Although, all side notched specimens, return a valid result and fractured in a brittle manner; low lateral expansion, flat fracture surface and crystalline appearance, the impact toughness, in this case, is above the required minimum of 27 J. Additionally, ductile fractured areas were found on the fracture surfaces of all tested EBW specimen. Even the macroscopic appearance of brittle fractures of the side notched samples turned out to be partial ductile (see Fig. 11).

Fig. 11
figure 11

Fracture surface of straight fractured specimen with valid values

Due to the multi axial stress state, the side notched specimens show lower toughness values compared to the standard specimens (cp. [13, 15]). For that reason, it can be assumed that a side notched value is a conservative toughness estimation and a reliable confirmation that the toughness exceeded the required 27 J at −20 C.

The comparison of side notched EB, TIG and FC-MAG welds showed that in the case of EBW very conservative values are returned.
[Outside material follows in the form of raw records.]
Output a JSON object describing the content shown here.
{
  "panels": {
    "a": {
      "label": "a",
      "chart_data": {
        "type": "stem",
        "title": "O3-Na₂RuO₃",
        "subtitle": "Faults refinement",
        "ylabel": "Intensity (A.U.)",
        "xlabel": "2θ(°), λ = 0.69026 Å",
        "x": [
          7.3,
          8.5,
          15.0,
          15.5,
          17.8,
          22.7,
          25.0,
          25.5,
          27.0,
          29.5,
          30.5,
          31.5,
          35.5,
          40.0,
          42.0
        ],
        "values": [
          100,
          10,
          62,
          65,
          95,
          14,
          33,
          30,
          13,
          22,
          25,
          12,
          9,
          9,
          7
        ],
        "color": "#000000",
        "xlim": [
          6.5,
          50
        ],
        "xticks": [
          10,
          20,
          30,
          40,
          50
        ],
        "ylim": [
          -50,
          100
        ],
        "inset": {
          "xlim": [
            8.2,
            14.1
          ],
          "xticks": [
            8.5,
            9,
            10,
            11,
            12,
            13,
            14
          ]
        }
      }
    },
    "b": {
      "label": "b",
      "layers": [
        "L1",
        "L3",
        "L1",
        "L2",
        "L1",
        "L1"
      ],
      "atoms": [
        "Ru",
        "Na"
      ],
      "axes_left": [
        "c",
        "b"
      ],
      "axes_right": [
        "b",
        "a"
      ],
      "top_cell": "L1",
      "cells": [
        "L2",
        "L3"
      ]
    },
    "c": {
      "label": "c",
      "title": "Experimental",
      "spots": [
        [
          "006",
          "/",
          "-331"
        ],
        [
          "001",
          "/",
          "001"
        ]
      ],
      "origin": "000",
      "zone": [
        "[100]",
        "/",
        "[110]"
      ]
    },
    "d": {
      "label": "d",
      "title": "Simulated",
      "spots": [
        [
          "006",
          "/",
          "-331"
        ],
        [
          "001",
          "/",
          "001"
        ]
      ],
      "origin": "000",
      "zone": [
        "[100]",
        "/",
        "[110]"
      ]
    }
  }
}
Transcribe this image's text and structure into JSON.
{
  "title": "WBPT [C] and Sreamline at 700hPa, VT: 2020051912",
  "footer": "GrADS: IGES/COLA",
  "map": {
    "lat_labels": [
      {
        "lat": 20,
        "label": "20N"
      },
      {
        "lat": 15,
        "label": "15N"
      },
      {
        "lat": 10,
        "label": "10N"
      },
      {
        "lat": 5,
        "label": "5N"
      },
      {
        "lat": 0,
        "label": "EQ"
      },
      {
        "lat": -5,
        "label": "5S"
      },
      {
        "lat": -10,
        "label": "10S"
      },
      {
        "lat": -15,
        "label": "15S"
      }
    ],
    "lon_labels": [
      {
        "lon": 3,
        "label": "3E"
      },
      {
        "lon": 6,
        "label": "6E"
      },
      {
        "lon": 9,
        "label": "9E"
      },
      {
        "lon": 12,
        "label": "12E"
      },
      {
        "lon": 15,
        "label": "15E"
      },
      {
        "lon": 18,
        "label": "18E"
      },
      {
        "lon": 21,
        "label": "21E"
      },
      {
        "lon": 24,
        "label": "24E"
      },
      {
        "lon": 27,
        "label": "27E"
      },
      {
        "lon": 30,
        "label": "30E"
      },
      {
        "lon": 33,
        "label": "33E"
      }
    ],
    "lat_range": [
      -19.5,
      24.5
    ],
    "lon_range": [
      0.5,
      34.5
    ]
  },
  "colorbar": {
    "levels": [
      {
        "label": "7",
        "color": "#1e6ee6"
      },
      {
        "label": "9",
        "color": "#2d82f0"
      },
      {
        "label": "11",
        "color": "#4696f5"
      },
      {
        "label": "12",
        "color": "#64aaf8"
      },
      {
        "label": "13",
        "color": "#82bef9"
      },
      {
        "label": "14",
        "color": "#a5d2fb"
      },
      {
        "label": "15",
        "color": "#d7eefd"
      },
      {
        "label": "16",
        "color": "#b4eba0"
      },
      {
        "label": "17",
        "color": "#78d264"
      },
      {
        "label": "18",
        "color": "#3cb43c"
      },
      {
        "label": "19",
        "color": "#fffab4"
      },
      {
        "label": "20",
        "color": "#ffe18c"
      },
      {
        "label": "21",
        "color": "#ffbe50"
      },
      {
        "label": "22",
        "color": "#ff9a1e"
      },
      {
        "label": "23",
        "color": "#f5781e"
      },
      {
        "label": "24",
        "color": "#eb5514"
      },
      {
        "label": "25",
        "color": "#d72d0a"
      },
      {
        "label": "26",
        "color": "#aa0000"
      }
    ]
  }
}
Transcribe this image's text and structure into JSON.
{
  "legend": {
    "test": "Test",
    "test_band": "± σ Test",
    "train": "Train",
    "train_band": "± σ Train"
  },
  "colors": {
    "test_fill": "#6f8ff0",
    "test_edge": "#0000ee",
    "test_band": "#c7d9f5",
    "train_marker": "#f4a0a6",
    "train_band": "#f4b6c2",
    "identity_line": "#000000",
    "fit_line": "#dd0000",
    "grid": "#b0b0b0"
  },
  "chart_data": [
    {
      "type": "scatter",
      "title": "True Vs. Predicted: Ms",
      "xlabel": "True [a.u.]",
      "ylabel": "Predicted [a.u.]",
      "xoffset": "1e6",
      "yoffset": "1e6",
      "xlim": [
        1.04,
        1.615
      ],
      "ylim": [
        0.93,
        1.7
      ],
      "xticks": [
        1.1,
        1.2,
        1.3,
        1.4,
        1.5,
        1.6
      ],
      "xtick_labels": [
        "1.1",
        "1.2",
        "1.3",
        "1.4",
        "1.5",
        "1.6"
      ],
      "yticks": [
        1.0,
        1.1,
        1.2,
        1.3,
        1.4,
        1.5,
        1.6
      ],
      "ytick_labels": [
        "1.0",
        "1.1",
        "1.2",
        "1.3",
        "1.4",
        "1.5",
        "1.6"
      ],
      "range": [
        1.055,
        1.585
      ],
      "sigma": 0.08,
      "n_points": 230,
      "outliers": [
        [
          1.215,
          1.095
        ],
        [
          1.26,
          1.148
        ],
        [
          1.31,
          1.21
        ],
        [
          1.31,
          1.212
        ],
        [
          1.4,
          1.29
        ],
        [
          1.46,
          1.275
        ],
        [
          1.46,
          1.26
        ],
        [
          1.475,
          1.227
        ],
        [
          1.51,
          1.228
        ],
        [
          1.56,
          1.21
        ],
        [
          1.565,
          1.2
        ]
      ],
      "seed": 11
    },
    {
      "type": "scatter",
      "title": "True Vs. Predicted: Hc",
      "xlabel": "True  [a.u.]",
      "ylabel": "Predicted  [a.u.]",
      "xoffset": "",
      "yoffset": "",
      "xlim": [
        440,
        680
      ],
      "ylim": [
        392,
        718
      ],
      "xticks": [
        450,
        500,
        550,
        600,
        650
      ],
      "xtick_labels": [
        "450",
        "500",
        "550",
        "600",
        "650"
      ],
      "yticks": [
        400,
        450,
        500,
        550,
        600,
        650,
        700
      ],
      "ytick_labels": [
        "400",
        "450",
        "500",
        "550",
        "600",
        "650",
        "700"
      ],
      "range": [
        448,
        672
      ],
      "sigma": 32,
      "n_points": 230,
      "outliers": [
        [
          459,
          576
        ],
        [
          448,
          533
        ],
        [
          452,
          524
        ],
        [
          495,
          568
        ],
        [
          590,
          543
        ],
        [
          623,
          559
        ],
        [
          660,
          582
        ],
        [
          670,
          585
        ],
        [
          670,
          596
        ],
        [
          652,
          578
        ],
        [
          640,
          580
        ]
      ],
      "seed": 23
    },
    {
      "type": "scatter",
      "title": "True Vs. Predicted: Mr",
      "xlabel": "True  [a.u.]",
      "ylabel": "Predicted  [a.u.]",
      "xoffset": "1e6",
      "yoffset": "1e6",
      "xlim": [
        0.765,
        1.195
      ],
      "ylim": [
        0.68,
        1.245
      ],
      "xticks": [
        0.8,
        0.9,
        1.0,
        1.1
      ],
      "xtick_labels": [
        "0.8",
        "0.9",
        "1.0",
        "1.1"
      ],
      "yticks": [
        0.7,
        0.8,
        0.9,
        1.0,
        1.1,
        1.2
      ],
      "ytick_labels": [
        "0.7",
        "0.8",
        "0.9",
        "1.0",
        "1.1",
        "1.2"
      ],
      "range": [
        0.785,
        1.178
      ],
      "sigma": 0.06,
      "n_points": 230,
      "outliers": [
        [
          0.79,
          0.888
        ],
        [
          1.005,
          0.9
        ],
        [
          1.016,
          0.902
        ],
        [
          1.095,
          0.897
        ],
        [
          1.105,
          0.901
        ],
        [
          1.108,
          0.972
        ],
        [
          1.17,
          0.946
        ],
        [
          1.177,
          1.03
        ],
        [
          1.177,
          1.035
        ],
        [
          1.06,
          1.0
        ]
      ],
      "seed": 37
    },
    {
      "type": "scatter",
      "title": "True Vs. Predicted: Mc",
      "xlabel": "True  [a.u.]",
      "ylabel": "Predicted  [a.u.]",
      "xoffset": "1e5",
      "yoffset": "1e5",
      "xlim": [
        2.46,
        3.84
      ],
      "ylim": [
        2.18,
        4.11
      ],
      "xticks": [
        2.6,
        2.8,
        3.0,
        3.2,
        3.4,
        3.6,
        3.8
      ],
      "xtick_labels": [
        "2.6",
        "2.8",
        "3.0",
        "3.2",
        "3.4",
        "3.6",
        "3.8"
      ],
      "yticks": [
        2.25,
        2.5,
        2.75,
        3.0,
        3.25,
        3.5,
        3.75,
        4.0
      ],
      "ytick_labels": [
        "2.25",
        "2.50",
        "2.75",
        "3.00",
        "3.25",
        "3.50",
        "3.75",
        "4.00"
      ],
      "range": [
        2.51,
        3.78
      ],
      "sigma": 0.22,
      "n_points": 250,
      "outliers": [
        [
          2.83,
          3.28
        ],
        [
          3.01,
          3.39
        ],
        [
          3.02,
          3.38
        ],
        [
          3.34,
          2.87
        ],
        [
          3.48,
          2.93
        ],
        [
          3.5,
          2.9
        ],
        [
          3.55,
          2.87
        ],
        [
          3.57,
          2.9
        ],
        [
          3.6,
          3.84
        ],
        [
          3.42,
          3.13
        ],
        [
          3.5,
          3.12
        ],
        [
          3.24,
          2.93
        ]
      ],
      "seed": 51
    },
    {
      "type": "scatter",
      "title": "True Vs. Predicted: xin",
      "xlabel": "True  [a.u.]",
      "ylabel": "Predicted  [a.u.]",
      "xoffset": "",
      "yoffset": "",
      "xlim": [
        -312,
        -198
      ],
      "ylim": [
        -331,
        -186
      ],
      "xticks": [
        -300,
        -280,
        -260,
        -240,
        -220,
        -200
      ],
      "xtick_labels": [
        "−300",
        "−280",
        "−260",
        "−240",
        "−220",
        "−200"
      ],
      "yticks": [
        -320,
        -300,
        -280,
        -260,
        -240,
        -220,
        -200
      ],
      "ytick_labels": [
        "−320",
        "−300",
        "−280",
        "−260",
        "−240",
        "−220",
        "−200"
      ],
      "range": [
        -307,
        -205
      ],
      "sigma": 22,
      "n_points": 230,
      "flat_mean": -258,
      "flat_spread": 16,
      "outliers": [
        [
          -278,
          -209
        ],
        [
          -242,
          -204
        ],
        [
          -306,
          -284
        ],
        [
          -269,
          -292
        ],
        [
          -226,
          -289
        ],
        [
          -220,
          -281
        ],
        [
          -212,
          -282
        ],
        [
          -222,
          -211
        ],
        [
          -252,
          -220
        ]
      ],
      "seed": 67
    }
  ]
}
This can be explained by the fact that in the FZ centre, the dendrites meet during solidification from both sides. Impurities and segregation will preferentially form in this area. In SN Charpy specimen, the fracture plane is forced to run along this area and therefore the toughness values are strongly decreased. In multi-pass GMAW welds, the fracture path crosses several solidification lines. Therefore, the difference of Std and SN specimens is lower compared to EB welds. Hence, the “in operation” toughness of EBW welds can be assumed higher than in this test. Our findings clearly show that in this case, EBW joints have sufficient toughness and are superior to FC-MAG joints. This comparison shows also that the fracture mode is independent of the specimen mode. The TIG fracture was ductile for all specimen geometries. Also, the FC-MAG fracture was a mixed brittle/ductile fracture in all tests.

A weakness of the side notched Charpy test may be identified when values around 27 J for EB welds are returned. Besides the assumption that this test is conservative, a comparison to SN specimens machined out of conventional welded joints can help to judge fitness for purpose. If this is not possible, fracture mechanics methods should be used.


The present work shows that toughness evaluation of narrow and overmatching weld seams is a challenge. In order to be able to obtain valid results, the standard test geometry has to be adapted. Therefore, the measured results cannot be compared directly with standard Charpy values. Nevertheless, a clear statement can be given about the utilisation of a seam according to the welding procedure qualification standard. When replacing conventional arc welding procedures with EBW, Charpy tests with side notched specimen for both procedures allow a cheap and easy to perform toughness comparison.

The results of this work may be summarised as follows:

  • Toughness evaluation of 2-mm-wide welds with standard notched Charpy specimen is not possible due to fracture path deviation

  • Also with side notched specimens fracture path deviation within the fracture plane is possible

  • All kinds of FPD indicate considerably higher toughness value, than are actually present

  • Side notched specimen without FPD show macroscopic brittle fracture but still return appropriate toughness values due to microscopic ductile fractured areas

  • Decreasing the mismatch ratio of the joint applying a post weld heat treatment leads to a valid testing for standard Charpy specimen as well as for side notched specimens

  • Side-notched specimens enable a suitable toughness comparison of high-energy-density welding processes to conventional welding processes

  • Toughness of EB welds in 1.4313 steel is superior to FC-MAG welds


This paper provides a recommendation for toughness evaluation if standard toughness testing fails. However, some question are still unanswered and will be investigated in ongoing work.

  • Fracture surface investigation of side notched Charpy specimen by means of scanning electron microscope.

  • More sophisticated methods (fracture mechanics test: CT, CTOD) are needed to verify and quantify toughness results.

  • Future research might concentrate on finding a standard based toughness evaluation method for high energy welding procedures.